Yes. It's important to be very aware of this. Letting the ORM do this for you automatically for a few chained joins can result in a massive resultset that is literally 90%+ redundant information depending on the strategy the ORM uses.

Which, imho, is why we need to stop making excuses for SQL. It's better than the terrible "NoSQL" alternatives for a lot of reasons, but it's still far outstayed its welcome.

We're past due for something new. Something that natively works with the typed-graph thinking of the client code instead of forcing everything into the flat resultset, but otherwise keeps the ACID guarantees and the relational model.

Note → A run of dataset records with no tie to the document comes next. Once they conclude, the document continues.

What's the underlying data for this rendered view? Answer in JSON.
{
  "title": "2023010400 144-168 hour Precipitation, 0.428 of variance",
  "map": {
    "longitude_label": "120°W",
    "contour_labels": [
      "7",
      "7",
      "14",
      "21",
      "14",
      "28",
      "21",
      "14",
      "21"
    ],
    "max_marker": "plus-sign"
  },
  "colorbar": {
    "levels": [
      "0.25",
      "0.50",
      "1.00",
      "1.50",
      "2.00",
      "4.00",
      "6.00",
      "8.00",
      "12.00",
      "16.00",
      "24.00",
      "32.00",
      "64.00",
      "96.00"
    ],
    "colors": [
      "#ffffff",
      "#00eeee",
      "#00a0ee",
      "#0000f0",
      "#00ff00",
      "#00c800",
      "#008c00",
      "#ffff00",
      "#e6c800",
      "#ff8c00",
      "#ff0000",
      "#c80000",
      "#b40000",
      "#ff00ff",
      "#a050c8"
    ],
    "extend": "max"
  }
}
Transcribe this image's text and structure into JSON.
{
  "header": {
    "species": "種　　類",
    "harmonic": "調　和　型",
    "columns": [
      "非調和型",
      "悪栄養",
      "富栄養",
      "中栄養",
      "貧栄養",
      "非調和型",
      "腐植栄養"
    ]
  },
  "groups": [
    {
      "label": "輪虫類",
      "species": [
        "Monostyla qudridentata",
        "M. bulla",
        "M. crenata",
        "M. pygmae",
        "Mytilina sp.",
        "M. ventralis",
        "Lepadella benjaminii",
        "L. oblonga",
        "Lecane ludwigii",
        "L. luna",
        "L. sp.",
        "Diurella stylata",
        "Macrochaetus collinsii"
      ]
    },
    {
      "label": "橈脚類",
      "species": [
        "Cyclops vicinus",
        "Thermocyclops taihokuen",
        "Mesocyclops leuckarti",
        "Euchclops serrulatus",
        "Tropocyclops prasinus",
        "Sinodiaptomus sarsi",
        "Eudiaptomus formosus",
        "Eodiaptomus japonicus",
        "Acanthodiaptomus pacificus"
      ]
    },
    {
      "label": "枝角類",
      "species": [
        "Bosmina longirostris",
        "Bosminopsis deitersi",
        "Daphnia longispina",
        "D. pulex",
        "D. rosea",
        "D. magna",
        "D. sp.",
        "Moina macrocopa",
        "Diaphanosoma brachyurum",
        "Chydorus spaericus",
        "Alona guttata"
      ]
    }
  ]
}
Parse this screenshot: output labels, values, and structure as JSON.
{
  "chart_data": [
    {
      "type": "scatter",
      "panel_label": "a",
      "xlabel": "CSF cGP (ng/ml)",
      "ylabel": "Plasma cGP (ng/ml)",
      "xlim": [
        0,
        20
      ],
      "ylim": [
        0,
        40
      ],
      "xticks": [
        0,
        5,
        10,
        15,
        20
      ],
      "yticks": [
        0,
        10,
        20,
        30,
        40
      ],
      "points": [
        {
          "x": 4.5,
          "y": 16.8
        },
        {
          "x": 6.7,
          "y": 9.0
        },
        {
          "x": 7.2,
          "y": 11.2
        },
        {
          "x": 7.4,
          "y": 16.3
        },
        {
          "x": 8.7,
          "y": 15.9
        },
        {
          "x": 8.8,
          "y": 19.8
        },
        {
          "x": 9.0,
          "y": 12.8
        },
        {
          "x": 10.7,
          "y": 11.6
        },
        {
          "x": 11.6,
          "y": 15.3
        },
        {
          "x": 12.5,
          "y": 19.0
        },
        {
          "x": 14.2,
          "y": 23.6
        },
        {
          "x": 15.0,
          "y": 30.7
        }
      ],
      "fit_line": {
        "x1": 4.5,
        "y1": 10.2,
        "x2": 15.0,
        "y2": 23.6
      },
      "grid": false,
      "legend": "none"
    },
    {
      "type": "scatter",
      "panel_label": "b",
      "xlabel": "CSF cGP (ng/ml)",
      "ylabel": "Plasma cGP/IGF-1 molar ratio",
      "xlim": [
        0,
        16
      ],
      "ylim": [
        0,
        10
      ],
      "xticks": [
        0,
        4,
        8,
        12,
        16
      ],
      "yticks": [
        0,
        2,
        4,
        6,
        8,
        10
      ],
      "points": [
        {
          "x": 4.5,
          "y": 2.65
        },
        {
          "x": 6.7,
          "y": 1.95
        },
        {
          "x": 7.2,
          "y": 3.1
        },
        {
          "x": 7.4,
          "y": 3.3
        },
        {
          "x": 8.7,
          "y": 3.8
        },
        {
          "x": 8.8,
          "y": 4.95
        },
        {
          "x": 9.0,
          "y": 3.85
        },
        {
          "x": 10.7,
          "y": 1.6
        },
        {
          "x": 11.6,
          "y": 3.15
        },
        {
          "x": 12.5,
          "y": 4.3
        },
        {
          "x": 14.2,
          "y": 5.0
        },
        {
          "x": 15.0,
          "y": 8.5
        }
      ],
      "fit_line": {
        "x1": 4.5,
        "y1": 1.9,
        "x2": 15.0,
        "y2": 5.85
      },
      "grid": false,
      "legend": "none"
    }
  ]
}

I think PostgreSQL makes this the clearest because it supports arrays:

    SELECT
      movie.id,
      movie.name,
      array_remove(array_agg(producer.last_name), NULL) AS last_names
    FROM movie
    LEFT JOIN producer ON movie.id = producer.movie_id
    GROUP BY
      movie.id,
      movie.name;
Just FYI: starting with 9.4, PostgreSQL supports the FILTER clause. This would change this:

> array_remove(array_agg(producer.last_name), NULL) AS last_names

to that

> array_agg(producer.last_name) FILTER(WHERE producer.last_name IS NOT NULL) AS last_names

I wrote about FILTER here: http://modern-sql.com/feature/filter

And how to use ARRAYs rather than concatenated strings here: http://modern-sql.com/feature/listagg#alternative-array

I wasn't aware of that feature. Now I really need to push for upgrading PostgreSQL to a newer version.
I used STUFF all the time until I found and implementation [https://groupconcat.codeplex.com/] of MySQL's GROUP_CONCAT as a SQLCLR function (well, actually they had to create multiple variants to allow sorting and custom delimiters).

It's certainly more ergonomic than STUFF, and I've found its performance to be comparable or better.